Dingus-Eason’s first order of business was the launch of a new curriculum at FSEHD that has been in development since the RIDE review. It is both on the cutting edge of teacher education and designed to meet the specific needs of the state. Students will get classroom experience sooner – as early as freshman year – and graduate endorsed for either special education or English language learning, two of the most in-demand skill sets for schools statewide.

FSEHD will also directly address one of the specific challenges highlighted in the Johns Hopkins report: the lack of teachers of color in a district where 91 percent of students are non-white. “Research notes how teachers of color serve to motivate and yield positive learning outcomes for students of color,” Dingus-Eason explains. FSEHD received a grant from the Rhode Island Foundation to “develop a four-year plan to recruit, retain, and graduate” more teachers of color and multilingual educators, and hopes to use Mt. Pleasant High School’s Teacher Academy as a feeder.
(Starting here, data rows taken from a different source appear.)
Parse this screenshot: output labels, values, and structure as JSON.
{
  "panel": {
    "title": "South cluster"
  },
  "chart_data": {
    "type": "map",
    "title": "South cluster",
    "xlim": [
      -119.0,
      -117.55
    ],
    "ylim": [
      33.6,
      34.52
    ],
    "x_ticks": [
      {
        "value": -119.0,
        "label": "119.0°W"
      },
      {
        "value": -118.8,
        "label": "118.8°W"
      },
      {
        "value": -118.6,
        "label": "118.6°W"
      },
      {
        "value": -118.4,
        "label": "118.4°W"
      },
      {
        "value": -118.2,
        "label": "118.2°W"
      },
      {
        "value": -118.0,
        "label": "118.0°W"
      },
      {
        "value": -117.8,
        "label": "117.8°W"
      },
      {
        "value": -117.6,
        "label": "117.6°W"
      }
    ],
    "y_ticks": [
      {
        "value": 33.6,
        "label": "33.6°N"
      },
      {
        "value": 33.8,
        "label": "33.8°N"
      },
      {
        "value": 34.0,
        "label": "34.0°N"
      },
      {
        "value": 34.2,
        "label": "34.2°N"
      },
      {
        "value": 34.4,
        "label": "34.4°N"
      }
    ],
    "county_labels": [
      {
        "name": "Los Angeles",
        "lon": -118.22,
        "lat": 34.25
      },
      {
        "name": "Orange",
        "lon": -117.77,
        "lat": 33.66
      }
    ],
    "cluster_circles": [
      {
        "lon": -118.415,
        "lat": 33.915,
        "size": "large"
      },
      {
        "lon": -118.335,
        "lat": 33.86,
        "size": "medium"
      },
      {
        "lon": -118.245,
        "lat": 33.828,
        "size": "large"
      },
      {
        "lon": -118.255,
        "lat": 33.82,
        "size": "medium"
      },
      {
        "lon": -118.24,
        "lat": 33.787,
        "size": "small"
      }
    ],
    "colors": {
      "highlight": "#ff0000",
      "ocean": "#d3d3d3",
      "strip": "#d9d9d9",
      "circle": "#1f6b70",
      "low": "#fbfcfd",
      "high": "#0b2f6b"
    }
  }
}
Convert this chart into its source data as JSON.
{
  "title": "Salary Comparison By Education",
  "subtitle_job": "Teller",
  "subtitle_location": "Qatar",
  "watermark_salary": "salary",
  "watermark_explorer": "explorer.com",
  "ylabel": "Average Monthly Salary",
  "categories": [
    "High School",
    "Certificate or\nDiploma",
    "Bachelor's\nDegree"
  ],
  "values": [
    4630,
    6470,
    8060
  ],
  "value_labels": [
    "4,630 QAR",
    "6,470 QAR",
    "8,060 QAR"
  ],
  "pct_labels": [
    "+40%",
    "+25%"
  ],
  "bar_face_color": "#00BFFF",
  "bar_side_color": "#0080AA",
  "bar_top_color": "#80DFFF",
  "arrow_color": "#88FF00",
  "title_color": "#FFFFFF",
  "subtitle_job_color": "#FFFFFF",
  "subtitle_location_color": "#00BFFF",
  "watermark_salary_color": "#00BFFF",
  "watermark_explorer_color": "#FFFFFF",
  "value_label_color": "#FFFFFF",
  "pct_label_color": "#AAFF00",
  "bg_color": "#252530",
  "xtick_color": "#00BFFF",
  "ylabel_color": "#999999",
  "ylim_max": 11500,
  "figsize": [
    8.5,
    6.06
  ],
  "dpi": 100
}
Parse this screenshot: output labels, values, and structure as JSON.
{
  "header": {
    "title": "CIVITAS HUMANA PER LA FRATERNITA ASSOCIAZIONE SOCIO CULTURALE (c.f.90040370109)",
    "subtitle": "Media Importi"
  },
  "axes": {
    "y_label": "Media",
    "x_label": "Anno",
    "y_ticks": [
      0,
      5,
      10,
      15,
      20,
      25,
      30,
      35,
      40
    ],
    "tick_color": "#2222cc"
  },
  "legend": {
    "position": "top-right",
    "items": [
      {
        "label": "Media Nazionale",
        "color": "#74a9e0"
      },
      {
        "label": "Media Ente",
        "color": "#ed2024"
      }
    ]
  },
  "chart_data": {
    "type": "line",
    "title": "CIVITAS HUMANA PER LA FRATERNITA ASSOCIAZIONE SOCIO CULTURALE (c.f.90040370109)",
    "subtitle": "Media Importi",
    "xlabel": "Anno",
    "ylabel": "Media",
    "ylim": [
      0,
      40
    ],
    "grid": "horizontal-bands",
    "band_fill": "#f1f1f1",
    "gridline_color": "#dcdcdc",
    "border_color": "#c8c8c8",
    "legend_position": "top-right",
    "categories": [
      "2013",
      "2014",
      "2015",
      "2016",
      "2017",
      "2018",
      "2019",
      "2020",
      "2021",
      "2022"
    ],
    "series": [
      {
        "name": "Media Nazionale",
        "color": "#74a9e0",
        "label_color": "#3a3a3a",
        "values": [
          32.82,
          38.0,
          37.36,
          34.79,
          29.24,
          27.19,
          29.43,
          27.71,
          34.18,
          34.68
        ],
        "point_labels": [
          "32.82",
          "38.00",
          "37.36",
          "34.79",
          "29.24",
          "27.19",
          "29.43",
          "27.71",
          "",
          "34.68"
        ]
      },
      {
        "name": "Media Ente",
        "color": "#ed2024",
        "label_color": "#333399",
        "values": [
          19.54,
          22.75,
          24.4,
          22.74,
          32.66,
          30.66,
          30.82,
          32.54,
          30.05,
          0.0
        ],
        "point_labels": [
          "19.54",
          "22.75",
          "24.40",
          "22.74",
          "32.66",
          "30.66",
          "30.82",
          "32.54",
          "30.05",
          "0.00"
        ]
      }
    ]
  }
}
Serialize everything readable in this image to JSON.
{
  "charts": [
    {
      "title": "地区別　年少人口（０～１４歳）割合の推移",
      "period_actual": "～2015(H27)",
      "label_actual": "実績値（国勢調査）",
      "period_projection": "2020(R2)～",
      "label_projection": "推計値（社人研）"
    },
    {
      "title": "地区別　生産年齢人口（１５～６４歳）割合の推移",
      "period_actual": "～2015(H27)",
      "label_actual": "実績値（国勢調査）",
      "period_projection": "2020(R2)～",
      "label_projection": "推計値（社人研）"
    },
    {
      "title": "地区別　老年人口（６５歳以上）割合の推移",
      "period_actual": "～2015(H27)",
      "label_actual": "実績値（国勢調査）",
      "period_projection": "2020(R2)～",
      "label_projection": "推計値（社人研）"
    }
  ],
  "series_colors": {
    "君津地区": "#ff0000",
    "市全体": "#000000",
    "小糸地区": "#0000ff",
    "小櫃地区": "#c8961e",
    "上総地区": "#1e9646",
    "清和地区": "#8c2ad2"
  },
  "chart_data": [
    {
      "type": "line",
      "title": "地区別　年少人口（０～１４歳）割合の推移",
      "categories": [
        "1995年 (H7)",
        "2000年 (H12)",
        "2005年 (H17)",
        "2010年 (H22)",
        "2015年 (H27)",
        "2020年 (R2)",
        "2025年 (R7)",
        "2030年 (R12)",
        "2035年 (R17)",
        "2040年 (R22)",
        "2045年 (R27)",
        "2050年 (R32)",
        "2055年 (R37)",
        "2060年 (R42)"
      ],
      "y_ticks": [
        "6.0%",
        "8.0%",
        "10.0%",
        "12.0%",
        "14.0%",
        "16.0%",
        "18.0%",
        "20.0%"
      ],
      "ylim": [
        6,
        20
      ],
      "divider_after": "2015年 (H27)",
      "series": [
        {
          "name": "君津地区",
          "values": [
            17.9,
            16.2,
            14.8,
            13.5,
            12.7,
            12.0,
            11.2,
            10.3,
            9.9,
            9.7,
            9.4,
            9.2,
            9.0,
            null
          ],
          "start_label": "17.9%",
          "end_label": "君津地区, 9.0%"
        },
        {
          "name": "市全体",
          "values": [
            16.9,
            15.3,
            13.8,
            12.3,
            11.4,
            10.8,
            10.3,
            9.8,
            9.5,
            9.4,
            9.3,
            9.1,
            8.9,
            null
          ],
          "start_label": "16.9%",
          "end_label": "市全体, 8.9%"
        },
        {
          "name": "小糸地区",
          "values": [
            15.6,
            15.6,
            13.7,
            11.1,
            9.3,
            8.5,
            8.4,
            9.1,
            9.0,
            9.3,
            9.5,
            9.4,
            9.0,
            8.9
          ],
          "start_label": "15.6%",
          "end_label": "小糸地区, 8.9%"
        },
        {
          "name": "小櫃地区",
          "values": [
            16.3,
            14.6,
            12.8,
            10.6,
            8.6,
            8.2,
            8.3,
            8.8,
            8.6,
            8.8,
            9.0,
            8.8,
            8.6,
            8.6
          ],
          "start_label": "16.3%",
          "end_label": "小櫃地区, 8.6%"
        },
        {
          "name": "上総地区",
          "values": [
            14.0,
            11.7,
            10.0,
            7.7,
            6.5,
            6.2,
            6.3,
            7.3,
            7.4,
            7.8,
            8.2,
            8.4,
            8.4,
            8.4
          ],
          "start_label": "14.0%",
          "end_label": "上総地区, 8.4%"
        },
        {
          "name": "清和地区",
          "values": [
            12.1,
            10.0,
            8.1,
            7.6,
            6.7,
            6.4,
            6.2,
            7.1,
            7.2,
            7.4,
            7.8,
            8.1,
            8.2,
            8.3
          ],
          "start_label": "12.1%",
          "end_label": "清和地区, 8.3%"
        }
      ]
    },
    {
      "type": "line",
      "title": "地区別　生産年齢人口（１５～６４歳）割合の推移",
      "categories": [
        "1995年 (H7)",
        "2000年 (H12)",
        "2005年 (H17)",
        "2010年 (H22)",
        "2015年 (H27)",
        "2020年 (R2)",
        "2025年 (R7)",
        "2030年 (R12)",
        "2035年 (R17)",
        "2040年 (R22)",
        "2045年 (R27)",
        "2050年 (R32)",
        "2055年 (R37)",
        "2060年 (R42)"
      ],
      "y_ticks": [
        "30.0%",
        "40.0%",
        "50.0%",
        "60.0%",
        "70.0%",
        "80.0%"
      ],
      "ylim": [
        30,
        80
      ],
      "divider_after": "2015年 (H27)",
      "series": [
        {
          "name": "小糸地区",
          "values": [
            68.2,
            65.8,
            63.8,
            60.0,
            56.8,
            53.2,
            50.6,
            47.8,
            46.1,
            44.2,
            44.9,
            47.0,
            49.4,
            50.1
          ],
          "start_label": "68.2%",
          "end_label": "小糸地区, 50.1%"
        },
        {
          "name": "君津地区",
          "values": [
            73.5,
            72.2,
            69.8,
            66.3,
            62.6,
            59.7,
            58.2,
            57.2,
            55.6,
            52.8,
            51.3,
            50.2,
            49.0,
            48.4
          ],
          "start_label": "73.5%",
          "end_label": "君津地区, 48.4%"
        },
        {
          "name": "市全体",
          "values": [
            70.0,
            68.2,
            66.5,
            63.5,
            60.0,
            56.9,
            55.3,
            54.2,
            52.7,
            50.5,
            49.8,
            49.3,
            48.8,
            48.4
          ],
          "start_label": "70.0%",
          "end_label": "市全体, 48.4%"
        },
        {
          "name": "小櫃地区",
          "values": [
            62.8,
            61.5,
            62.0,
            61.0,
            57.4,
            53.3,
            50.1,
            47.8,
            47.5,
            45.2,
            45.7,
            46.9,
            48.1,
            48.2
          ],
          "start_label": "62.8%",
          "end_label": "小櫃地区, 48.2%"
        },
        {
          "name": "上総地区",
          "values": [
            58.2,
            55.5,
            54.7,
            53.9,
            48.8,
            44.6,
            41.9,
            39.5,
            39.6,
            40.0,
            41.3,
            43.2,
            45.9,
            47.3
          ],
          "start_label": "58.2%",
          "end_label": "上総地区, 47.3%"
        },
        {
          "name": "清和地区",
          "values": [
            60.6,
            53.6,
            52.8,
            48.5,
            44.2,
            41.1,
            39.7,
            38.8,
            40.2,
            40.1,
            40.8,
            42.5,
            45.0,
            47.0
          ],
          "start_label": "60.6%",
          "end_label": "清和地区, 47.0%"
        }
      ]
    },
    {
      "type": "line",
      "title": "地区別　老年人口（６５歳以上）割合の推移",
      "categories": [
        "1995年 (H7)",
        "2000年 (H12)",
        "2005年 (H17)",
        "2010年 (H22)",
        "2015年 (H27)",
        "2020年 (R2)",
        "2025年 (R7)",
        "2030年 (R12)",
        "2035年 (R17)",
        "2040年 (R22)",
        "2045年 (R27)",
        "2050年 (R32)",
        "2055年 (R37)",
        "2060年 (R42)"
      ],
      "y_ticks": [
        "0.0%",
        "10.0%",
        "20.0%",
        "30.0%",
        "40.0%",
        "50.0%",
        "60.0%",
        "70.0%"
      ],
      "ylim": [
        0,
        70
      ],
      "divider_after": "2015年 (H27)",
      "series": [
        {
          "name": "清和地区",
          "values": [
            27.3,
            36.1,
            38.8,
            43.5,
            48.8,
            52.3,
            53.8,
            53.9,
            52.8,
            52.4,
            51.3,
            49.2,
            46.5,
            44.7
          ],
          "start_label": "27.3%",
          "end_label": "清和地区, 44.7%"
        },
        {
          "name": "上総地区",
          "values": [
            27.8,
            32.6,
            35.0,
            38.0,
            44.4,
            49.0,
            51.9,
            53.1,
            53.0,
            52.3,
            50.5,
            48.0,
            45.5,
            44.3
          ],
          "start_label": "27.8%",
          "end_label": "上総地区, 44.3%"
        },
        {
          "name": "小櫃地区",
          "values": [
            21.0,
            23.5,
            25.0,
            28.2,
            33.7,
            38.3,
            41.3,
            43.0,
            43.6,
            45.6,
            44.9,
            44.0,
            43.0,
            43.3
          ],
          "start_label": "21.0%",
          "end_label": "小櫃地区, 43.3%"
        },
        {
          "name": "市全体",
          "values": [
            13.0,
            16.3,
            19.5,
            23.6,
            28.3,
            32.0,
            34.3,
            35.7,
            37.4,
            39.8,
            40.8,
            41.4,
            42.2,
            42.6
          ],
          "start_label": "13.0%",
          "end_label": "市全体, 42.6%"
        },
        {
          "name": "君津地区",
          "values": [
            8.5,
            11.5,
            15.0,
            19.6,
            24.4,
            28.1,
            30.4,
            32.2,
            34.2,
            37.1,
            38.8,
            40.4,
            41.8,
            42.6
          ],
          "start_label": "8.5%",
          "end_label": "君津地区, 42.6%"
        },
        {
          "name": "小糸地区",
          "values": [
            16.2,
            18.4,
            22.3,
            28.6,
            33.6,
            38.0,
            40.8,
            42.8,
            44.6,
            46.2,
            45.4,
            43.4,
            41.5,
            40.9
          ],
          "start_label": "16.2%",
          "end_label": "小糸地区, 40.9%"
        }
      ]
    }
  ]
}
Dingus-Eason – formerly of St. John Fisher College in her hometown of Rochester, New York – comes to Rhode Island College at a moment when it’s expected to help solve one of the city’s most intractable challenges, but she believes the community is ready to work together. “In my meetings with Providence area leaders, I have expressed that now is the time for collective impact and a systemic approach to problem solving,” she says. “2020 is a transformational time. Let’s do this!”